A tax exemption for employer health spending was later codified and will be worth about $126 billion this year. This enormous subsidy has created a system of overgenerous employer-provided plans that give individuals little incentive to pay attention to costs. It’s also unfair to people who aren’t lucky enough to get insurance from their employers, and therefore must pay for it with after-tax dollars.
So the first principle of reform must be to equalize the tax treatment of individually purchased and employer-provided insurance. Health Savings Accounts, which were part of the 2003 Medicare bill, are already a step in the right direction, since they mate a high-deductible insurance policy with a tax-free savings account to help pay pre-deductible expenses. Mr. Bush is usefully going further by asking for the premiums on the HSA insurance policy to be tax-free as well.
Equally important is creating a national market for individual insurance. Right now employers large enough to “self insure” can do so mostly as they see fit. But individuals and small businesses who want to buy insurance are at the mercy of state regulators where they live or operate. In overregulated states like New York and New Jersey, residents can pay 10 times as much for insurance as they would in neighboring states, and might not even be able to buy the high-deductible insurance necessary for an HSA. Individually purchased insurance also isn’t portable across state lines, contributing needless anxiety to normal life decisions like moving or switching jobs.
The Founders put the Commerce Clause in the Constitution precisely so Congress could act against internal restraints on trade such as today’s 50-state insurance market.
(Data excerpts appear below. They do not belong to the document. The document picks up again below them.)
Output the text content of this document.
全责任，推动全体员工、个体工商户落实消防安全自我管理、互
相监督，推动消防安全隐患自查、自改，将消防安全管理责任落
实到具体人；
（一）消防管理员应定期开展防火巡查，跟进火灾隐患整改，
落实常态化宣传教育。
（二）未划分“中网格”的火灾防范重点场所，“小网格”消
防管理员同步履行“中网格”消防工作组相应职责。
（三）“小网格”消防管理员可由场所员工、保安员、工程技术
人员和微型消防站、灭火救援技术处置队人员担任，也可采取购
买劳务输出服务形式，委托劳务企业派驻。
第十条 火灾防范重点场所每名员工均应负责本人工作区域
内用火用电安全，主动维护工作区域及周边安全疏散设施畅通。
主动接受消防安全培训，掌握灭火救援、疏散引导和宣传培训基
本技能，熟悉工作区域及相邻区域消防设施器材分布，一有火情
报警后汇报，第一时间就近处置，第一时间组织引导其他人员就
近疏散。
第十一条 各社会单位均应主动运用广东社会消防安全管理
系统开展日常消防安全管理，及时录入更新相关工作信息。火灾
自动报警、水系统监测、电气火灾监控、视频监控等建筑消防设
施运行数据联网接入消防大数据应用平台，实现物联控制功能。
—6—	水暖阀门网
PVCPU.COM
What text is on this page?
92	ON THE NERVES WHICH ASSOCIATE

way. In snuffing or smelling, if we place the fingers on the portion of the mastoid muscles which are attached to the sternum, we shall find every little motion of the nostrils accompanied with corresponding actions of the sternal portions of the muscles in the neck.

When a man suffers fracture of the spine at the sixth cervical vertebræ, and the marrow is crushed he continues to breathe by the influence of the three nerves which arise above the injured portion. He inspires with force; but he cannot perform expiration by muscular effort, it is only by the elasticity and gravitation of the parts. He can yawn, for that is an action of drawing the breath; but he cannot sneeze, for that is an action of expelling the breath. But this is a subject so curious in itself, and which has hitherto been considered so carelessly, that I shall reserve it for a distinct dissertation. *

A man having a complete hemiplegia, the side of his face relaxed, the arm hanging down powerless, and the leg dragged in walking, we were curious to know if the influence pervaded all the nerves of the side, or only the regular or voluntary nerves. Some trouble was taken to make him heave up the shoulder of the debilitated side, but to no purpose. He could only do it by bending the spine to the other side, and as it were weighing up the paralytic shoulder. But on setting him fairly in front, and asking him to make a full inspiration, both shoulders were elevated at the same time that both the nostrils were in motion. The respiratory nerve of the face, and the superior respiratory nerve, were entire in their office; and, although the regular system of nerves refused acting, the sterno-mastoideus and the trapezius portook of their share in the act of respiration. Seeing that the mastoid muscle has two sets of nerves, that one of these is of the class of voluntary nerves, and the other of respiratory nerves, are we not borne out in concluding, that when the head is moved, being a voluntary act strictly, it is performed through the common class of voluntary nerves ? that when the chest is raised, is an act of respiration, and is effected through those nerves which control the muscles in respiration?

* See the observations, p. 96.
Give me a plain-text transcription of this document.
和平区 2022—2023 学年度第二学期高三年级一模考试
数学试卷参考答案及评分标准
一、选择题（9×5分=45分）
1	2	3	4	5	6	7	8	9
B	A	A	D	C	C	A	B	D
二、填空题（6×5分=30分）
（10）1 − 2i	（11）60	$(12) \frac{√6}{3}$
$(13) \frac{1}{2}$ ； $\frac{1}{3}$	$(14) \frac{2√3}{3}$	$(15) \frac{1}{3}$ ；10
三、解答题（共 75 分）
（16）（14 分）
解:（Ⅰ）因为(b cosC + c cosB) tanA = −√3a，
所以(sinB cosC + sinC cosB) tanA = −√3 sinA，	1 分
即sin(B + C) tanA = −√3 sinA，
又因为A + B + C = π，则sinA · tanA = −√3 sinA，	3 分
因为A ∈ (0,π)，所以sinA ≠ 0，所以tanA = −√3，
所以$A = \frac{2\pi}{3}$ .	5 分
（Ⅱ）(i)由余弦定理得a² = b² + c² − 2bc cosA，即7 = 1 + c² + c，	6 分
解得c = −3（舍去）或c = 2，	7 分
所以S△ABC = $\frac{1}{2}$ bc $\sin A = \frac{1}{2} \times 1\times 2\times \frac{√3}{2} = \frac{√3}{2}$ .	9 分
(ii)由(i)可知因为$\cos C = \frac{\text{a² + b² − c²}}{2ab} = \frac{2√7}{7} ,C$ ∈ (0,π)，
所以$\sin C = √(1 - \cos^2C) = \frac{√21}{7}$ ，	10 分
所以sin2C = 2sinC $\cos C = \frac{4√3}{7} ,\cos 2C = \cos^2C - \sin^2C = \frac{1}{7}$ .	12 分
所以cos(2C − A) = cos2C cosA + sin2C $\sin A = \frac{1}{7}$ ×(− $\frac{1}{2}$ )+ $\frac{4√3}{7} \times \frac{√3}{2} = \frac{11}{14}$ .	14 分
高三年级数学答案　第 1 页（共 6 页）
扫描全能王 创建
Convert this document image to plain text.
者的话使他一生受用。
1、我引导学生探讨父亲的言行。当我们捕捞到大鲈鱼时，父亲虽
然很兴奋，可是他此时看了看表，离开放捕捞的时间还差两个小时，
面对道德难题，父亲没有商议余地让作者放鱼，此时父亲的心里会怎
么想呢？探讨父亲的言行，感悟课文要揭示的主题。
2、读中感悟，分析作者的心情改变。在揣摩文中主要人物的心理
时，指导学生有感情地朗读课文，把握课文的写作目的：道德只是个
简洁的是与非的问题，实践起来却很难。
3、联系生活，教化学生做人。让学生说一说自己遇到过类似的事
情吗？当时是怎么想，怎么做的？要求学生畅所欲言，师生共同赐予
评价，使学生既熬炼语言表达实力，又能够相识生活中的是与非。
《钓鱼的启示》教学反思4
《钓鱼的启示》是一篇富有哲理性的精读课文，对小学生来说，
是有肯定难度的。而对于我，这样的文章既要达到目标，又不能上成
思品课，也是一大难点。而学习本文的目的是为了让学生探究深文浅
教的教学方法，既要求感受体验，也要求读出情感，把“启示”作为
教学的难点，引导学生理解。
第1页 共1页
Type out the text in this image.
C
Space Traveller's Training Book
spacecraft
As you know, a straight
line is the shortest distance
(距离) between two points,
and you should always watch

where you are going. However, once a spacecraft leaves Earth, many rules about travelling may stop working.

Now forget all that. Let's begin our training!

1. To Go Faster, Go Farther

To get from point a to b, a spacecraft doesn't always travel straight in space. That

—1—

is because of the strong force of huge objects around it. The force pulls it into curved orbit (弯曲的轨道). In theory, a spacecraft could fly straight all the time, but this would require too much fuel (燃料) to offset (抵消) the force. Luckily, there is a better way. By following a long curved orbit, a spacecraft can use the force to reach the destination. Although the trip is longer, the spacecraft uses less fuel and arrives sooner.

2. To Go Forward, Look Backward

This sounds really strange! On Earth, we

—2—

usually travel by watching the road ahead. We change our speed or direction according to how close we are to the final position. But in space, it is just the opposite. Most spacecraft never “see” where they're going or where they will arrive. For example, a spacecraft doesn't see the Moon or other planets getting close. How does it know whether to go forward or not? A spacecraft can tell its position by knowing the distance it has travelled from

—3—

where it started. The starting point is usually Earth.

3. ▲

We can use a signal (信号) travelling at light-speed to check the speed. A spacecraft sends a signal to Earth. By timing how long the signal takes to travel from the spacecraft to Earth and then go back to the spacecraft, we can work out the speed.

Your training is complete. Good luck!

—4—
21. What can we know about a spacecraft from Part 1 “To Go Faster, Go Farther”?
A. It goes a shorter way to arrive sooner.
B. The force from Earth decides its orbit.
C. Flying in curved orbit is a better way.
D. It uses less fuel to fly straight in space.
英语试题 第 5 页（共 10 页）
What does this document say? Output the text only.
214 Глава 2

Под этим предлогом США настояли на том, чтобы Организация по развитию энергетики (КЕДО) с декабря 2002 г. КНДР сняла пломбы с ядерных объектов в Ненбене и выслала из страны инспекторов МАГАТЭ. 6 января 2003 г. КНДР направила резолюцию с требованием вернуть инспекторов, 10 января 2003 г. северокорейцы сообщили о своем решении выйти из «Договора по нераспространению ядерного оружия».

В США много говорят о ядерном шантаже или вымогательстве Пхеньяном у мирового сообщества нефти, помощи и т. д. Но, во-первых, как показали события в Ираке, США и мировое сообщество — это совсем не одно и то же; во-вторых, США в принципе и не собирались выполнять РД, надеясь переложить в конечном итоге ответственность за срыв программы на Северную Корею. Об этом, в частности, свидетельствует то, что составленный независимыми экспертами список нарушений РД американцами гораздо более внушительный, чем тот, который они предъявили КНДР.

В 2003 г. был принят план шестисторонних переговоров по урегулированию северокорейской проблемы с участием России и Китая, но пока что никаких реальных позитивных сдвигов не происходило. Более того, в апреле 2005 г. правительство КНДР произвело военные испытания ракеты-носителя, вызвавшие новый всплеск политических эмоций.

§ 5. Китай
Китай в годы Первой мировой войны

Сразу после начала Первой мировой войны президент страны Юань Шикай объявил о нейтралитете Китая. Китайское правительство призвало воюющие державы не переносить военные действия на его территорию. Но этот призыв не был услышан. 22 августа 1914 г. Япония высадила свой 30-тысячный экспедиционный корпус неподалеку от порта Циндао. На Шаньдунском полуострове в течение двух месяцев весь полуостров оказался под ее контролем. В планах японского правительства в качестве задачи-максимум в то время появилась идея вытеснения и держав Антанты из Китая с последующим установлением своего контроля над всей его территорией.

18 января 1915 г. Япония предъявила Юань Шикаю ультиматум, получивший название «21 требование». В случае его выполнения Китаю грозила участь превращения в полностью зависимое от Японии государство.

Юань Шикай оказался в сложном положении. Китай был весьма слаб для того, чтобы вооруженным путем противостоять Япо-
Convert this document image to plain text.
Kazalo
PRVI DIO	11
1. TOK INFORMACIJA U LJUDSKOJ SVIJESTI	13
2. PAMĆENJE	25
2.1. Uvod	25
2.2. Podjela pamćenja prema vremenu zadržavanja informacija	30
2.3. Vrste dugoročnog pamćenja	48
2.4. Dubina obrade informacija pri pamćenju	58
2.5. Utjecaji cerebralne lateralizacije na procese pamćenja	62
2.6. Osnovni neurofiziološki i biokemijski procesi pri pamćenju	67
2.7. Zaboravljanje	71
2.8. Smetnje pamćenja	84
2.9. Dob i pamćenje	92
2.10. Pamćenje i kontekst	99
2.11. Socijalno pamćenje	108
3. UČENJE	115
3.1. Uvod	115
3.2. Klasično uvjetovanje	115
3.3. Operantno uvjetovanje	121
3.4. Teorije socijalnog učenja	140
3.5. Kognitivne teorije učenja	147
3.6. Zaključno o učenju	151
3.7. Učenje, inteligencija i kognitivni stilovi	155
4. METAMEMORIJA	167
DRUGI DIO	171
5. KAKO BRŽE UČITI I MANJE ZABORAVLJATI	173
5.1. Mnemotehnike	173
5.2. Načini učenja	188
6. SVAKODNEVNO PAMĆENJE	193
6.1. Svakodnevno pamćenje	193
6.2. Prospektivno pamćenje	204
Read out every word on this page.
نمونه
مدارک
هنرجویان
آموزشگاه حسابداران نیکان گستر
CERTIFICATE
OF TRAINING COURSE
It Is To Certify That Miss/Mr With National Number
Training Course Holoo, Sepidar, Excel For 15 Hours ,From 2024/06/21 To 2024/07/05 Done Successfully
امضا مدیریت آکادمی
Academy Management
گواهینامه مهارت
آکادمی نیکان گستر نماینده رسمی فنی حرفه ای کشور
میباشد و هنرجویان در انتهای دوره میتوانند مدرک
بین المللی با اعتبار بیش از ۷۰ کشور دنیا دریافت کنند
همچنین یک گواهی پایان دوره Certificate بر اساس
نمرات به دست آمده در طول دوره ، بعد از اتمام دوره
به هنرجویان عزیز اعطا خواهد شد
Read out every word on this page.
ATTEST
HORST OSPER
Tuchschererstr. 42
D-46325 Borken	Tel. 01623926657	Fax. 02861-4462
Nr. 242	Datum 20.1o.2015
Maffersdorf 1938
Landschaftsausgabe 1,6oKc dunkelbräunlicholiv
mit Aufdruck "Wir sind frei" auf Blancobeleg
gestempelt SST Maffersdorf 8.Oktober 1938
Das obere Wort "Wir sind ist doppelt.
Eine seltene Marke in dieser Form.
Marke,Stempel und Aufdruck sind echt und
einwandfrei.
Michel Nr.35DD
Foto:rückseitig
We hope Mr. Bush endorses and fights for the bill from Representative John Shadegg of Arizona that would let individuals buy insurance from vendors in any state, no matter where they live.
The overall goal here is to move from the inefficiency and insecurity of the employer-dependent system to one where all workers have portable, individually owned insurance. A good analogy is portable 401k retirement plans, which are more appropriate to the mobile nature of the modern economy than traditional pensions. They are also more secure, as the increasing number of defined-benefit pension plans in default (United Airlines) amply demonstrates.
Achieving this won’t be easy, especially given the ideological stake that so many politicians have in a government-run system. They like the leverage of determining payment rates to hospitals and doctors, not to mention being able to take credit with voters for providing more benefits. But there is no free lunch in health care, any more than there is in any other part of the U.S. economy.
Health care is either going to be allocated by prices or by government, which in the latter case means price controls and waiting lines. Though it represents one-sixth of the U.S. economy, health care is the one industry in which the purchasers actually have no idea what anything costs. An individual market for health insurance would allow more freedom of choice while making consumers more cost conscious.
Market-based health-care reform could be a big political winner for Mr. Bush and the GOP. Americans have shown themselves averse to rationing via brute force, both in their rejection of HillaryCare and in the backlash against HMOs. And while the opponents have skillfully played on fears, consumer-driven plans—which let individuals “ration” care for themselves—have proven popular when they’ve been offered. Just last week the insurance industry announced that enrollment in HSAs had tripled in 10 months to three million people.
That’s a small part of the entire market, but an important start. Policy inertia on health care will inevitably lead to more government and Canadian or British-style waiting lists. But there’s still a chance to change course. Republicans in Congress should join Mr. Bush in seizing it.